The fate of the combined municipal business has been in question since JPMorgan first announced its intention to buy Bear Stearns on March 16. In the intervening weeks, executives at JPMorgan's investment bank have announced various roles and titles for their leadership teams.
The overall management of the municipals business was folded into the global rates and currencies division with the announcement in early April that Zames would head all three businesses. He took over municipals from William Johnson, who left the group to become head of the unit that combines JPMorgan's global proprietary positioning unit and Bear Stearns' principal strategies business.
In yesterday's memo, Zames said further organizational announcements will be made in recent weeks. It is not known how large the new tax-exempt group will be once the JPMorgan and Bear employees are integrated.

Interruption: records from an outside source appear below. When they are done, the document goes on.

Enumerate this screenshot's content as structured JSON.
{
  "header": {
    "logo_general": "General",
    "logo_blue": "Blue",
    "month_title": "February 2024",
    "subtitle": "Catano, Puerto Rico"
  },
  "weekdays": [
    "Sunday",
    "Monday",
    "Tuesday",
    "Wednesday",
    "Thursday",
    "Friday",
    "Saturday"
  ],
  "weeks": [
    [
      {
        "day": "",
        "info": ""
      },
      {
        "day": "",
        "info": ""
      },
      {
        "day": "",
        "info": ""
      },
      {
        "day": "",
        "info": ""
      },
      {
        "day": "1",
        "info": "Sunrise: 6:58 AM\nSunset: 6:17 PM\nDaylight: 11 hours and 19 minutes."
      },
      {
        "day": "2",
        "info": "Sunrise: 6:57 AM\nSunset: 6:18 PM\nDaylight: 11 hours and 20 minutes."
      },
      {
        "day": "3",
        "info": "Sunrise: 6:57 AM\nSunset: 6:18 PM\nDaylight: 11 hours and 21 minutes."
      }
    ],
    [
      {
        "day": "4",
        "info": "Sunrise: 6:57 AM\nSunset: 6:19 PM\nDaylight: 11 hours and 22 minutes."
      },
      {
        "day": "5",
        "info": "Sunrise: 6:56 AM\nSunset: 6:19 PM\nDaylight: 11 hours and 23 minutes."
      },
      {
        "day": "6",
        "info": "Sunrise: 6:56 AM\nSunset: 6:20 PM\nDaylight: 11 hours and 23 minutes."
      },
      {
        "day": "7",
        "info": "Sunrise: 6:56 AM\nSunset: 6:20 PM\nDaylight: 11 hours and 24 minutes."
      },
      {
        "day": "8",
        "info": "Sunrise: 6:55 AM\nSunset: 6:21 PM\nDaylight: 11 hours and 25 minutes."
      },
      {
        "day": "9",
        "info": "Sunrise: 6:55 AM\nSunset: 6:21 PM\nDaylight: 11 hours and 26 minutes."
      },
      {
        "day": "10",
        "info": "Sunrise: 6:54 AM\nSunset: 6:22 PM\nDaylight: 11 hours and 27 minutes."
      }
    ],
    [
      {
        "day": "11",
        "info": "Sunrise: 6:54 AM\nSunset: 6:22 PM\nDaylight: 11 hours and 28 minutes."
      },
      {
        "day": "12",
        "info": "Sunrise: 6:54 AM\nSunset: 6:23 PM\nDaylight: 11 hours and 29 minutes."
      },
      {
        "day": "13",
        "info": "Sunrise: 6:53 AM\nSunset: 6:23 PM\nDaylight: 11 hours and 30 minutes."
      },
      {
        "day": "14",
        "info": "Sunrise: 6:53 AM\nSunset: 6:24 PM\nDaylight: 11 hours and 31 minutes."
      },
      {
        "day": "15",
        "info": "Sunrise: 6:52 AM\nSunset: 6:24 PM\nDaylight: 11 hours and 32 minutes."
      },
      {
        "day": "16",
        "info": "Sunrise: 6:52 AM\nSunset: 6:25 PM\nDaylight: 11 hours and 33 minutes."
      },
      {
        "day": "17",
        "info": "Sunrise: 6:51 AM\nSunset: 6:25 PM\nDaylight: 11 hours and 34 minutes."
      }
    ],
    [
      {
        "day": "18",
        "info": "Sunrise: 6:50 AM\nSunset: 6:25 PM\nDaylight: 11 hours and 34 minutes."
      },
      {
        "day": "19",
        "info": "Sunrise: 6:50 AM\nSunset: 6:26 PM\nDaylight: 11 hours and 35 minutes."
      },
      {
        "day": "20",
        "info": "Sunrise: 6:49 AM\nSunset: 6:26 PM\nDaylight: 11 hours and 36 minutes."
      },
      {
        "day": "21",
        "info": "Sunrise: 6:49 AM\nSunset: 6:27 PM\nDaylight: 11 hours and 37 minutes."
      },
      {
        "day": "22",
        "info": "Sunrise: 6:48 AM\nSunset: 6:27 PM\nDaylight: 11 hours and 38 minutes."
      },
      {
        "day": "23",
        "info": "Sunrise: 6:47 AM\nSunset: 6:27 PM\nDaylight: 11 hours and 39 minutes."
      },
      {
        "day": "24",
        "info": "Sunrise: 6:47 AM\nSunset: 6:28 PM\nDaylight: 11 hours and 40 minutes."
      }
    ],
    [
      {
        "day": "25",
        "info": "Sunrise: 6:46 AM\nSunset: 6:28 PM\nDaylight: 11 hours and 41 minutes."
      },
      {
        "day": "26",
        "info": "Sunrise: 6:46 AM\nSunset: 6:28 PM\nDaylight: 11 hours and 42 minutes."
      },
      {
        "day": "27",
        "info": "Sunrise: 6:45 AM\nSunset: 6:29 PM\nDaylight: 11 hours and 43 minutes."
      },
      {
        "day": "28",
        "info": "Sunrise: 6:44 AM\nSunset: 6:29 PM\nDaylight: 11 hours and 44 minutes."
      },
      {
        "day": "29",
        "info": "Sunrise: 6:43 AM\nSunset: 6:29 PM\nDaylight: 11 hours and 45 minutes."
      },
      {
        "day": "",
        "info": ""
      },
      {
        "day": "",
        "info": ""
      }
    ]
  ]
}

Combining the business of each bank into one entity would make it the second most active manager in the municipal market. Trailing only Citi, the combined investment bank would have written 141 issues for $15.3 billion on total par this year for about 9.6% of the market. When their activity in 2007 is combined, a JPMorgan/Bear entity would have also ranked second in the market, having written 482 deals for a total of $50.3 billion in total par volume, for about 11.8% share.
Meantime, Garvey will join the infrastructure advisory group as the head of public-private partnerships in transportation. Garvey will report directly to Paul Ryan, who heads the group.
Well known in transportation circles, Garvey is credited with being the innovator behind grant anticipation revenue vehicles, known as Garvee bonds. These bonds are used by tax-exempt borrowers to issue debt for transportation projects, pledging future federal highway grants to pay back the costs of borrowing.
Ryan said Garvey will bring a perspective obtained through working for public infrastructure and transportation programs. She understands how ports and airports and roads actually work, from the issuers standpoint, Ryan said.
"Jane brings a great perspective for us," Ryan said. "We think she is an absolutely rare talent."
Prior to joining JPMorgan, Garvey was the executive vice president and chairman of the transportation practice at APCO Worldwide, and before that she was the 14th administrator of the Federal Aviation Administration, during a period that included the Sept. 11 attacks.
Garvey has also worked as an administrator for the Federal Highway Administration, been the director of Boston's Logan International Airport, and served as the commissioner of the Massachusetts Department of Public Works.